KOMPAS.com - Perjanjian Giyanti adalah adalah sebuah peristiwa sejarah berupa perjanjian antara VOC dengan pihak Kerajaan Mataram Islam yang diwakili oleh Pakubuwana III dan Pangeran Mangkubumi.
Perjanjian Giyanti berlangsung pada 13 Februari 1755 yang ditandatangani di Desa Giyanti yang saat ini masuk wilayah Dukuh Kerten, Desa Jantiharjo, Karanganyar, Jawa Tengah.
Baca juga: Sejarah dan Isi Perjanjian Giyanti 13 Februari 1755, Siasat Licik VOC Memecah Mataram
Peristiwa ini menjadi penyebab pecahnya wilayah Kerajaan Mataram Islam menjadi Kasunanan Surakarta dan Kasultanan Ngayogyakarta.
Baca juga: Isi Perjanjian Giyanti hingga Dampaknya Memecah Kerajaan Mataram Islam Menjadi 2
Perjanjian Giyanti juga dikenal sebagai babak baru dari peradaban kerajaan-kerajan di Pulau Jawa.

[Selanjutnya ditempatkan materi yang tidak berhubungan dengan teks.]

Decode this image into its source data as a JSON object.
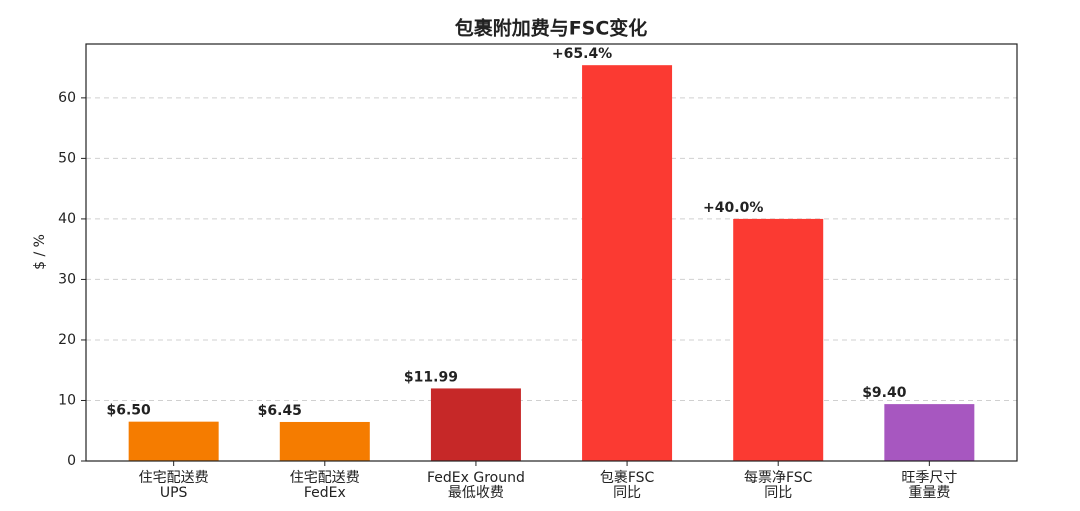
{
  "chart_data": {
    "type": "bar",
    "title": "包裹附加费与FSC变化",
    "y_label": "$ / %",
    "categories": [
      "住宅配送费\nUPS",
      "住宅配送费\nFedEx",
      "FedEx Ground\n最低收费",
      "包裹FSC\n同比",
      "每票净FSC\n同比",
      "旺季尺寸\n重量费"
    ],
    "values": [
      6.5,
      6.45,
      11.99,
      65.4,
      40.0,
      9.4
    ],
    "value_labels": [
      "$6.50",
      "$6.45",
      "$11.99",
      "+65.4%",
      "+40.0%",
      "$9.40"
    ],
    "colors": [
      "#f57c00",
      "#f57c00",
      "#c62828",
      "#fb3a32",
      "#fb3a32",
      "#a757c0"
    ],
    "ylim": [
      0,
      68.9
    ],
    "yticks": [
      0,
      10,
      20,
      30,
      40,
      50,
      60
    ],
    "grid": true
  }
}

Baca juga: Perjanjian Giyanti, Memecah Kerajaan Mataram Menjadi Dua
Dilansir dari laman Dinas Kebudayaan Kota Yogyakarta, Perjanjian Giyanti berawal dari perpecahan akibat konflik yang telah timbul antar keluarga kerajaan Mataram Islam.

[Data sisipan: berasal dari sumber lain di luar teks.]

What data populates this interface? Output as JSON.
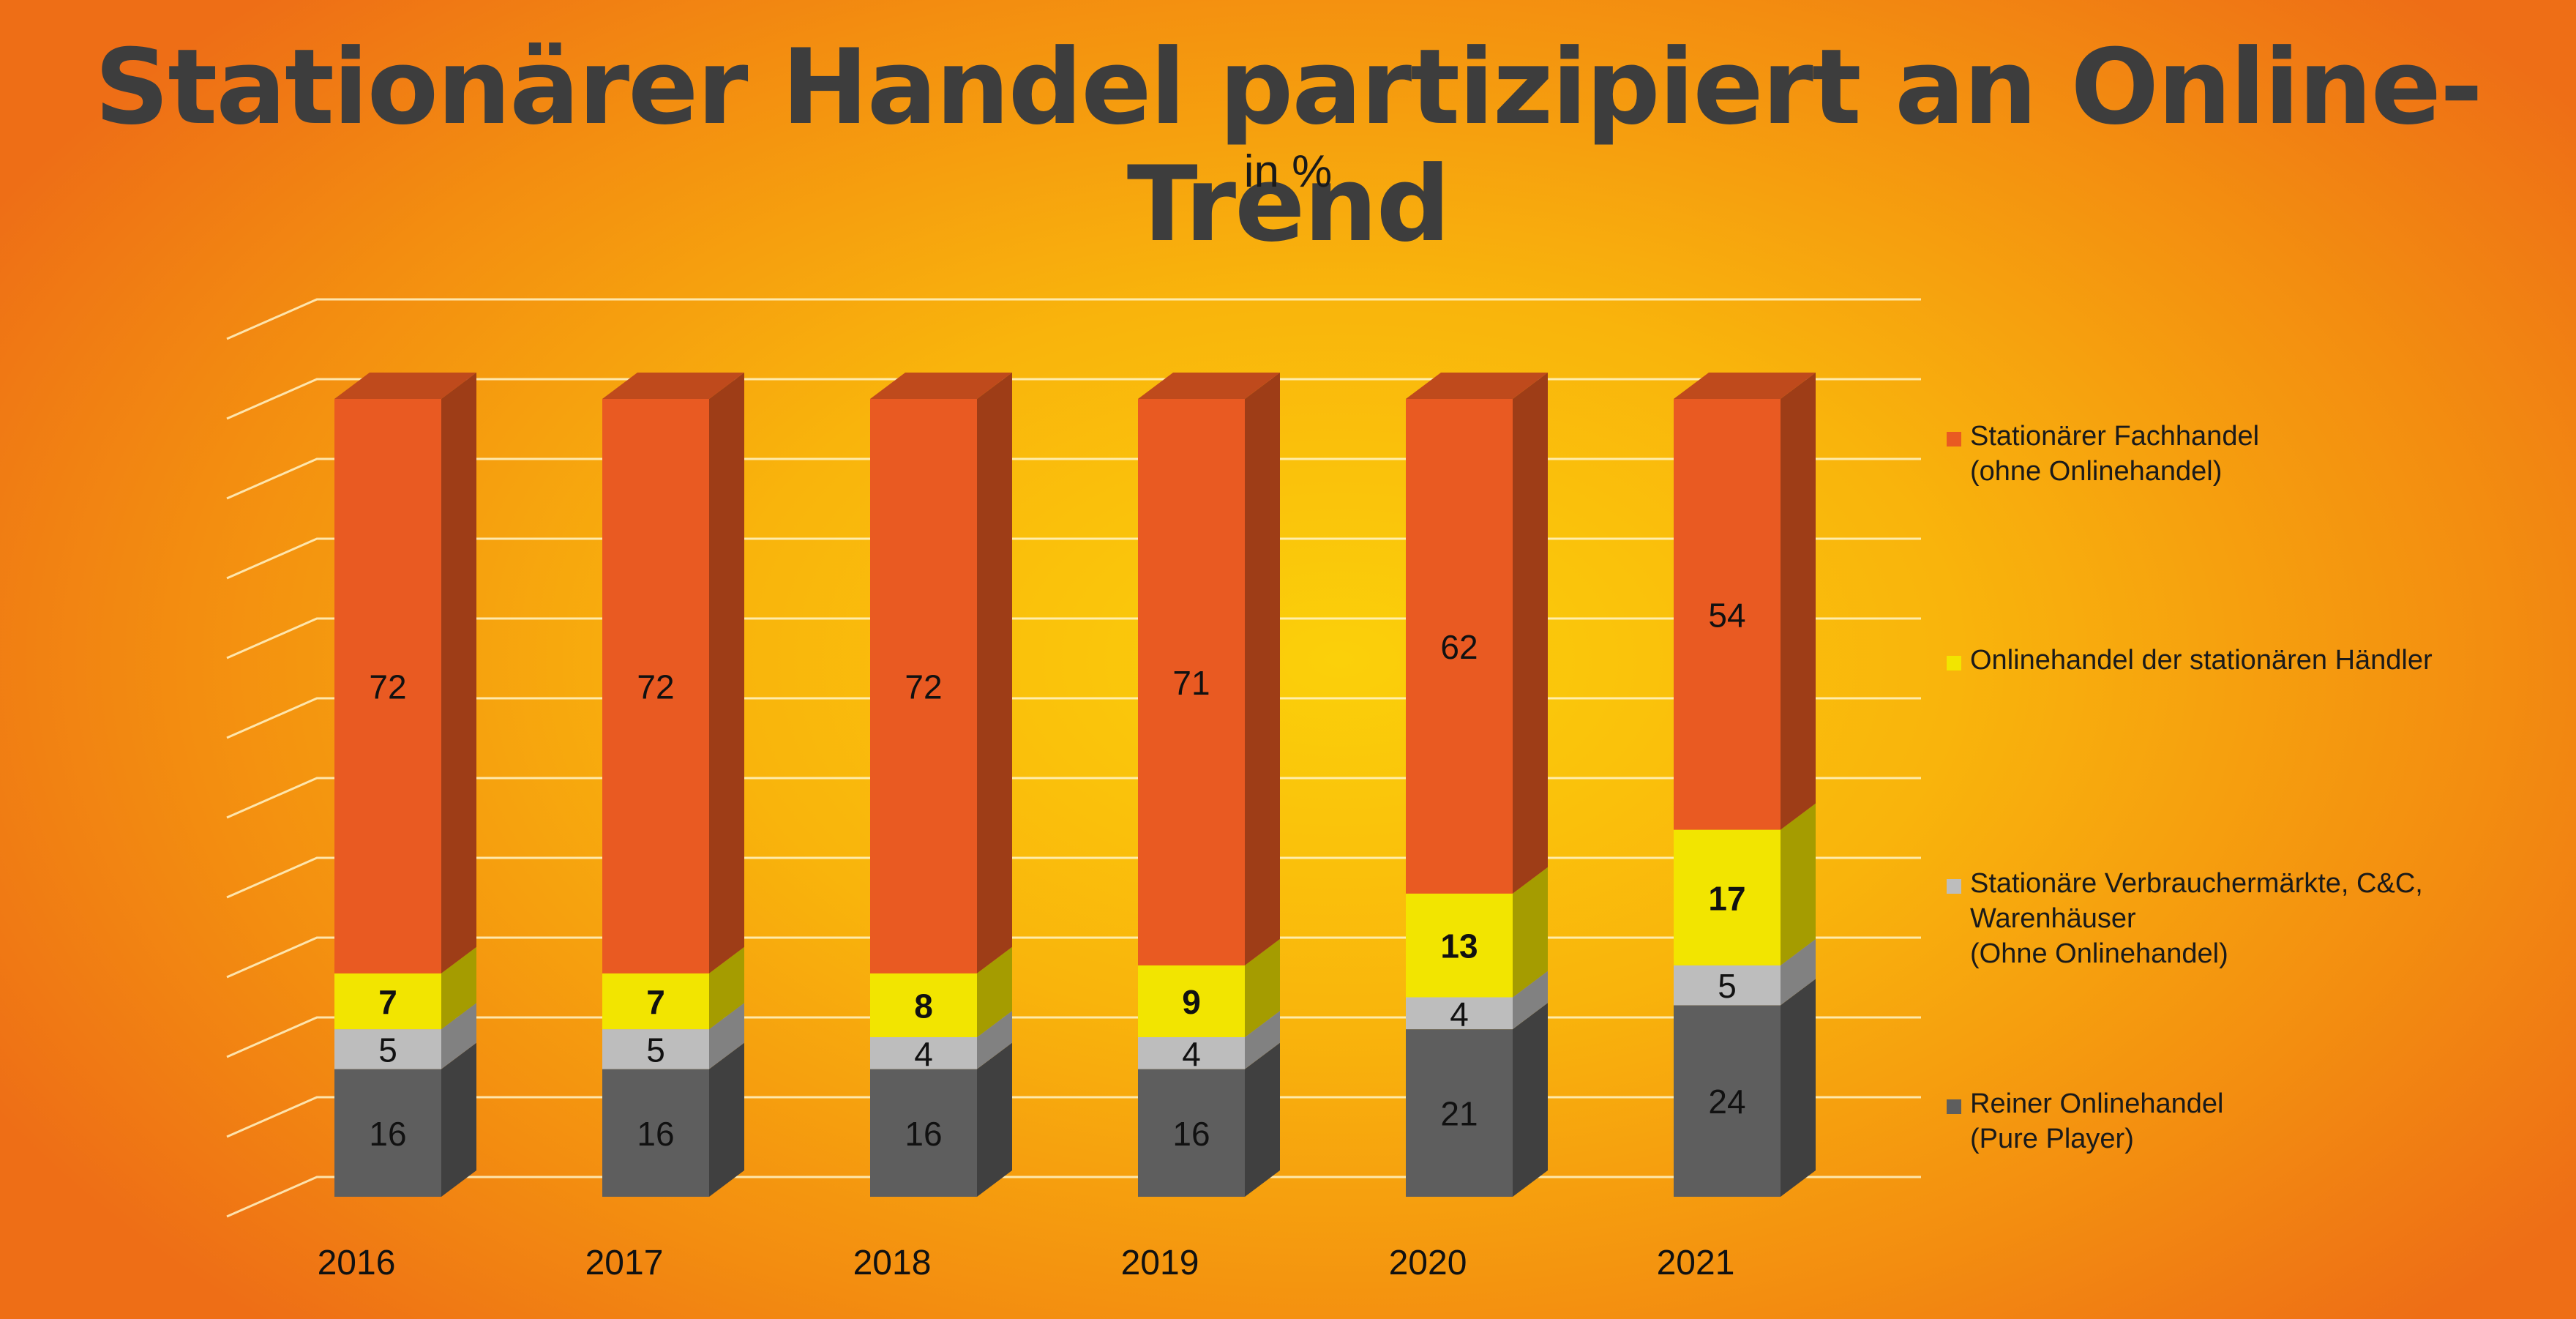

Konflik tersebut melibatkan Susuhunan Pakubuwana II, Pangeran Mangkubumi, dan Raden Mas Said alias Pangeran Sambernyawa.
Hal ini terkait diangkatnya pewaris takhta Mataram Islam yaitu Pangeran Prabusuyasa dengan bergelar Pakubuwana II yaitu anak dari putra dari Amangkurat IV dan adik dari Pangeran Arya Mangkunegara.
Namun Raden Said sebagai keponakan meminta haknya sebagai pewaris takhta Mataram yang diduduki oleh pamannya sendiri dengan alasan bahwa ayah Raden Mas Said, Pangeran Arya Mangkunegara merupakan putra sulung dari Amangkurat IV.
Sementara alasan tahta jatuh ke tangan Pakubuwana II adalah karena Pangeran Arya Mangkunegara dikenal sering menentang kebijakan VOC sehingga harus diasingkan ke Srilangka hingga meninggal dunia.
Selain itu, pertikaian juga dipicu oleh keputusan Pakubuwana II memindahkan ibu kota kerajaan dari dari Kartasura ke Surakarta pada 17 Februari 1745
Keraton Kartasura dipindahkan karena hancur akibat adanya pemberontakan yang dipimpin Mas Garendi atau Sunan Kuning pada 1742.
Hal ini semakin memperkuat Raden Mas Said ingin merebut tahta Mataram Islam dari pamannya Pakubuwana II yang bekerjasama dengan Pangeran Mangkubumi untuk merebut tahta Mataram Islam dari Pakubuwana II yang dibantu oleh VOC.
Maka ketika Pakubuwana II wafat pada 20 Desember 1749, Pangeran Mangkubumi memanfaatkan kekosongan pemerintahan untuk mengangkat dirinya sebagai raja baru Mataram Islam.
VOC tidak mau mengakui Pangeran Mangkubumi sebagai penguasa dari Mataram Islam karena sebelum Pakubuwana II wafat ia memberikan wewenang pengangkatan raja baru kepada VOC.
Situasi memanas ketika VOC mengangkat putra Pakubuwana II, Raden Mas Soerjadi menjadi raja Mataram Islam dengan gelar Pakubuwana III.